He said the company was trying to weigh the positive use cases for the technology "against growing societal concerns, especially as regulators have yet to provide clear rules".

Facebook had already been scaling back its use of facial recognition after introducing it more than a decade ago.

In 2019, the company ended its practice of using face recognition software to identify users' friends in uploaded photos and automatically suggesting they "tag" them.

Facebook was sued in Illinois in the US over the tag suggestion feature.

Recently, Facebook revealed their new company name and brand, Meta.

The move was designed to represent the firm's broadening business portfolio beyond social networking, particularly as it pushes on with plans to develop the so-called metaverse, an online world where people can meet, play and work virtually, often using VR headsets.

But it also comes amid a string of controversies that have followed the company's various ventures, particularly the main Facebook platform, Instagram and WhatsApp.

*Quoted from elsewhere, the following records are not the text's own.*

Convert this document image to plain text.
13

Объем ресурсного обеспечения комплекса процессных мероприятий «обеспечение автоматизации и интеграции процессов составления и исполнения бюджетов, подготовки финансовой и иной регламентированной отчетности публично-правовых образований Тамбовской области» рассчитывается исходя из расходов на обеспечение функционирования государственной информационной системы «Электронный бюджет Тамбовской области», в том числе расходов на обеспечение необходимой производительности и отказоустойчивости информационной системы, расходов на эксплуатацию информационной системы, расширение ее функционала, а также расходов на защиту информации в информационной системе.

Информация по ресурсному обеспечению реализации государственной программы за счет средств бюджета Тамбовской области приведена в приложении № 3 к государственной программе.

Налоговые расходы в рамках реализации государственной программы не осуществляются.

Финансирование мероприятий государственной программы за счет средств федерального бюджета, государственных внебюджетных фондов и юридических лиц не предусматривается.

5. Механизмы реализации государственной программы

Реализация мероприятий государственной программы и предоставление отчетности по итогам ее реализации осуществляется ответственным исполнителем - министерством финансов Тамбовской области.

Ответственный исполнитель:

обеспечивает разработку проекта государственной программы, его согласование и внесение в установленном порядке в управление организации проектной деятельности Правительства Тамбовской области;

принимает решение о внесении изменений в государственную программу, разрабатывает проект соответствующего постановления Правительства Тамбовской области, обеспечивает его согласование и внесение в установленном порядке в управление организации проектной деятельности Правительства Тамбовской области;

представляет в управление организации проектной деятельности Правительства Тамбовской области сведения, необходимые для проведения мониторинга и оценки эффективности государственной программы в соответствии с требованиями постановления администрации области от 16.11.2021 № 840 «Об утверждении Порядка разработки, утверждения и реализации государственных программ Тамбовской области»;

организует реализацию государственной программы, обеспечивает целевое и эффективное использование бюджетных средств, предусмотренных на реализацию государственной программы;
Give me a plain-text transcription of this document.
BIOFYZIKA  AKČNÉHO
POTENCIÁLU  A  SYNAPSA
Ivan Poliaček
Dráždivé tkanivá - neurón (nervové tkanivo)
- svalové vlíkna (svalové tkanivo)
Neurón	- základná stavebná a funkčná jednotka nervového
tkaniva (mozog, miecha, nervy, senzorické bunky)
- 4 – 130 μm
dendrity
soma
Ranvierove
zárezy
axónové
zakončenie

While the wider company name is being rebranded to Meta, the core Facebook service will remain unchanged.

This is similar to how Google created a new parent company name, Alphabet, in 2015 to represent its shift beyond simply being a search engine.

Chief executive Mark Zuckerberg said the current brand is "so tightly linked to one product that it can't possibly represent everything that we're doing today, let alone in the future".

He said in a virtual conference: "Over time, I hope that we are seen as a metaverse company and I want to anchor our work and our identity on what we're building towards.

"We just announced that we were making a fundamental change to our company. We're now looking at and reporting on our business as two different segments, one for our family of apps, and one for our work on future platforms.

"And as part of this, it is time for us to adopt a new company brand to encompass everything that we do to reflect who we are and what we hope to build.

"I am proud to announce that starting today, our company is now Meta."

As part of the plan, the Oculus brand, used for the company's virtual reality products, will be retired from next year.

Incoming chief technology officer Andrew Bosworth, who currently heads up AR and VR for the firm, said that starting in early 2022, Oculus Quest from Facebook will be changed to Meta Quest, while the Oculus App will become the Meta Quest App.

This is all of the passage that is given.